In my opinion, having a bunch of likes/dislikes, hobbies, or other social aspects in common is just the surface. You could have those things 100% in common with someone, but if you are not on the same path forward, the relationship is probably doomed.

Hope this helps...best wishes!

2006-07-07 21:53:51 · answer #1 · answered by Zana 3 · 2 0

Without a doubt love is a powerful force, but having things in common really means very little. Having a common purpose or goal or drive to arrive at some preplanned retirement also really means very little. What you really need to focus on is "attitude". Yours and his attitude toward one another will make you or break you. That is the only thing any of us has to build a meaningful relationship upon. If the attitude is open, understanding, patient, forgiving, generous, trusting, without dominance, without one-upmanship, without jealousy and suspicion, then you will have a great relationship. Ask yourself do you want to see this person happy and do you want to help them be and have all they can? Does this person reflect the same attitude towards you? These things and these things alone are all any of us have to build a meaningful relationship upon. Not our hobbies, possessions, finances, backgrounds, education, race, age, or religion. Good luck.

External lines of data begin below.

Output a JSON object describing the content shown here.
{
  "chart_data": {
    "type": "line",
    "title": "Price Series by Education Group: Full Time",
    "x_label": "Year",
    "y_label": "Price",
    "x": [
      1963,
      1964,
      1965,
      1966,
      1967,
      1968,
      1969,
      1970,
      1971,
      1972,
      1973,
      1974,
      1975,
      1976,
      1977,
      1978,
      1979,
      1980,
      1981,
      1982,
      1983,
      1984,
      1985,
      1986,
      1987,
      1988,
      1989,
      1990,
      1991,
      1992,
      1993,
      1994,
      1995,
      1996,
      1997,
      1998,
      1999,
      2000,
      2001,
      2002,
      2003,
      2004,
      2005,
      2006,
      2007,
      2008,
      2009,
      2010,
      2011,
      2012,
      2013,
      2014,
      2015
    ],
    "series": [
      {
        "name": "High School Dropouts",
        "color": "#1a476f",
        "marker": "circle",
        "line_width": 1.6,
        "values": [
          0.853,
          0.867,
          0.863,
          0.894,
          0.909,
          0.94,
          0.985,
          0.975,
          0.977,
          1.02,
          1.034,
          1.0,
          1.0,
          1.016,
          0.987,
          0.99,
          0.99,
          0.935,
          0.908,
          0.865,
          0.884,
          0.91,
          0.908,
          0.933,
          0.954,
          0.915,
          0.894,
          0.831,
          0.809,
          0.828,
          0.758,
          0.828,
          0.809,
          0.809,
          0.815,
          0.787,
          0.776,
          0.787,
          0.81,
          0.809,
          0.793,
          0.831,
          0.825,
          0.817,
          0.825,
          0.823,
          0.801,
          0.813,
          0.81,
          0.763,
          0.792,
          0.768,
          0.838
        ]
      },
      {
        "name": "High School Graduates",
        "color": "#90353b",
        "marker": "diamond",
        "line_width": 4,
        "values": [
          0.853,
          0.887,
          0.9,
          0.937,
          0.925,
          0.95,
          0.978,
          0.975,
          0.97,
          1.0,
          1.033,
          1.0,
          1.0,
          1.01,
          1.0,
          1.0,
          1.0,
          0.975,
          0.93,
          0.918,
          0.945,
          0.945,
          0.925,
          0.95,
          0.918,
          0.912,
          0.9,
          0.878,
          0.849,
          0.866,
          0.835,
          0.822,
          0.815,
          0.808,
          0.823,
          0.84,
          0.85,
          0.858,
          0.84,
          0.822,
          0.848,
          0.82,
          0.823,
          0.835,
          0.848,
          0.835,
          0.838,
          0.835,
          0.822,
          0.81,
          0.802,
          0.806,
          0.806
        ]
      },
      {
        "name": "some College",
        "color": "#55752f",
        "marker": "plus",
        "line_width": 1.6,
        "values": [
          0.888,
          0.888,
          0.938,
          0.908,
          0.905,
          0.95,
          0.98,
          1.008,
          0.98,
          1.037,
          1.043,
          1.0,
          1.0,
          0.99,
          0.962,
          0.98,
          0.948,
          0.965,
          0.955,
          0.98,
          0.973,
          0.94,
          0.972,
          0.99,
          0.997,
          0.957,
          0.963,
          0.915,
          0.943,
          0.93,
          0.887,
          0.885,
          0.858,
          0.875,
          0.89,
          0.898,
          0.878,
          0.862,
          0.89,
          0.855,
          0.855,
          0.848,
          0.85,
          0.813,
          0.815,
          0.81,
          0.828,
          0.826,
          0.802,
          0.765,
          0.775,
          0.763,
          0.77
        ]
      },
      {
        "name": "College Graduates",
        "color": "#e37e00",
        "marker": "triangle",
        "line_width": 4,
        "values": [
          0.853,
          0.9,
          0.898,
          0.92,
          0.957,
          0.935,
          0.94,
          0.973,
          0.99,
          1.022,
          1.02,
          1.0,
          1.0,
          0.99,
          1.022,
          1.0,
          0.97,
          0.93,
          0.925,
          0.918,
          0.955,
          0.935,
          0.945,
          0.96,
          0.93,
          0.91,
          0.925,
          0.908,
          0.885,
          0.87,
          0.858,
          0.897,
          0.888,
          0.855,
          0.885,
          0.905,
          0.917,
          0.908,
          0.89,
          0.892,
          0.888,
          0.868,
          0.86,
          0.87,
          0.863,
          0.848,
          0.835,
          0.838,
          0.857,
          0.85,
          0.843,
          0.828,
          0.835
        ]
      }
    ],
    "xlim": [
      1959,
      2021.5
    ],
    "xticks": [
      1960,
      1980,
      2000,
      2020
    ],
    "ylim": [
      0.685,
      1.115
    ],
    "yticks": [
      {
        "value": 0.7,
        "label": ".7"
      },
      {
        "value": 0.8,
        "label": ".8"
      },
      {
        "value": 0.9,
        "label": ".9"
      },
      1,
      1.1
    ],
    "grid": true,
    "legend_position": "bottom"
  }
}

2006-07-07 22:42:24 · answer #2 · answered by Love is the principle thing 4 · 0 0

After 2 years, and not developing any common interests is not good. Why is it that you stick around him? Is he fun? My boyfriend is the opposite of me in a lot of ways, he's social.. I'm not.. he's extremely smart, I'm not.. but we both enjoy the same entertainment and lifestyle. That's how it has worked for us. I'm not sure how it might work for you.

2006-07-07 21:52:28 · answer #3 · answered by JassyJoules 1 · 0 0

It would be difficult for your relationship.